Penulis Amsal menaikan sebuah doa kepada Allah yang bisa kita jadikan pokok perenungan bersama “Biarkanlah aku menikmati makanan yang menjadi bagianku“. Penulis Amsal tidak meminta miskin ataupun kaya, tetapi yang ia minta agar ia bisa menikmati apa yang Tuhan percayakan kepadanya untuk ia nikmati. Karena apalah artinya sebuah kekayaan itu sendiri kalau kita tidak bisa menikmatinya. Apalah arti sebuah rumah mewah bak istana jika penghuninya hanya mampir untuk tidur malam saja sendirian. Apalah arti uang segudang jika tak dapat digunakan untuk membeli makanan kesukaan sebab dokter sudah mewanti-wanti untuk tidak sembarangan makan. Pada prinsipnya, apalah semuanya itu jika ada pada kita namun tak mampu untuk kita nikmati sendiri. Dalam buku The Rockefeller Billions diceritakan sebuah kisah hidup dari seorang yang bernama John D. Rockefeller. Dia adalah seorang yang sangat sukses karena memiliki penghasilan per minggu sekitar satu juta dollar, dan dia mendapatkan julukan ‘Sang Konglomerat’. Namun sayang apa yang ia miliki tersebut tidak bisa ia nikmati, karena ia mengidap sejumlah penyakit sehingga dokter hanya memperbolehkan dia makan sedikit sekali, Untuk makan pagi ia hanya boleh minum beberapa tetes kopi, satu sendok sereal, satu garpu telor, karena hal tersebut berat badannya kurang dari 100 pon. Rockefeller adalah orang yang paling kaya di jamannya, tapi dia tidak bisa menikmati apa yang ia miliki. Itu sebabnya ada hal yang lebih penting dari sekedar memiliki kekayaan, karena dengan kita memiliki kekayaan tidak serta merta hal tersebut menjadikan kita bahagia yang sesungguhnya, karena sumber kebahagiaan itu sendiri ketika kita diberikan kesempatan oleh Tuhan untuk menikmati hidup dengan apapun yang Tuhan sediakan bagi hidup kita. Pada hakekatnya kita tahu bahwa hidup bukan hanya untuk sekedar dijalani, melainkan perlu dinikmati juga. Olehnya apapun dan berapapun yang kita miliki, ucapkanlah rasa syukur kepada Tuhan, supaya apa yang kita miliki akan menjadi berkat yang dapat kita nikmati, baik untuk kita secara pribadi maupun bagi orang lain. Berdoalah untuk setiap berkat yang Tuhan berikan kepada Anda supaya Anda mampu menikmatinya dengan sukacita. Terlebih lagi, kehidupan saat ini yang Anda miliki harus dijalani dengan sukacita Allah, mempu dinikmati sehingga orang sekitar Anda akan melihat kehidupan Kristus di dalam diri Anda. (BP)

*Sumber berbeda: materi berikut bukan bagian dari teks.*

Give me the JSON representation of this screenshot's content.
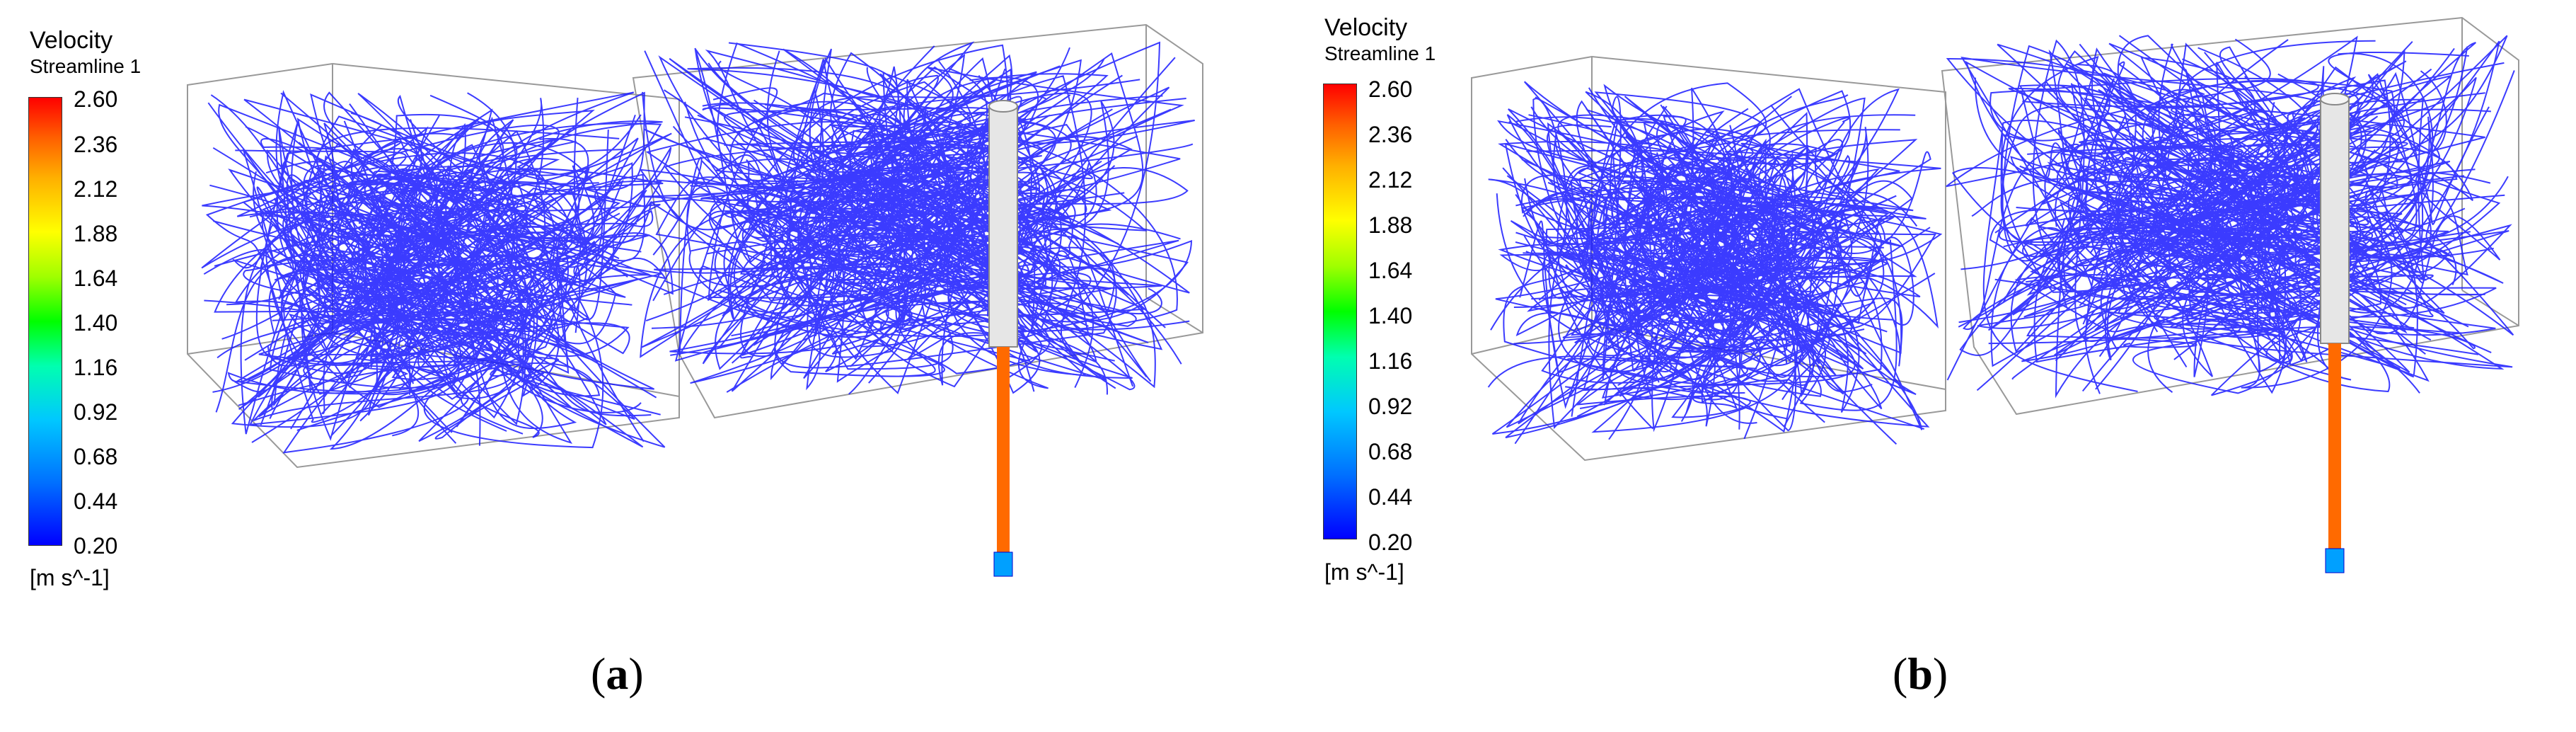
{
  "legend": {
    "title": "Velocity",
    "subtitle": "Streamline 1",
    "ticks": [
      "2.60",
      "2.36",
      "2.12",
      "1.88",
      "1.64",
      "1.40",
      "1.16",
      "0.92",
      "0.68",
      "0.44",
      "0.20"
    ],
    "unit": "[m s^-1]",
    "colors": [
      "#0000ff",
      "#00c8ff",
      "#00ff00",
      "#ffff00",
      "#ff0000"
    ]
  },
  "panels": [
    {
      "label": "a",
      "label_open": "(",
      "label_close": ")"
    },
    {
      "label": "b",
      "label_open": "(",
      "label_close": ")"
    }
  ],
  "streamline_color": "#1a1aff"
}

Questions : 1. Apakah yang dimaksud dengan menikmati apa yang menjadi bagian kita? Diskusikan. 2. Sejauh manakah kekayaan itu memiliki arti dalam sebuah kehidupan?

Values : Untuk dapat menikmati hidup Anda jangan lupa bersyukur senantiasa.

Hidup bukan hanya sekedar untuk dijalani, tapi juga untuk dinikmati.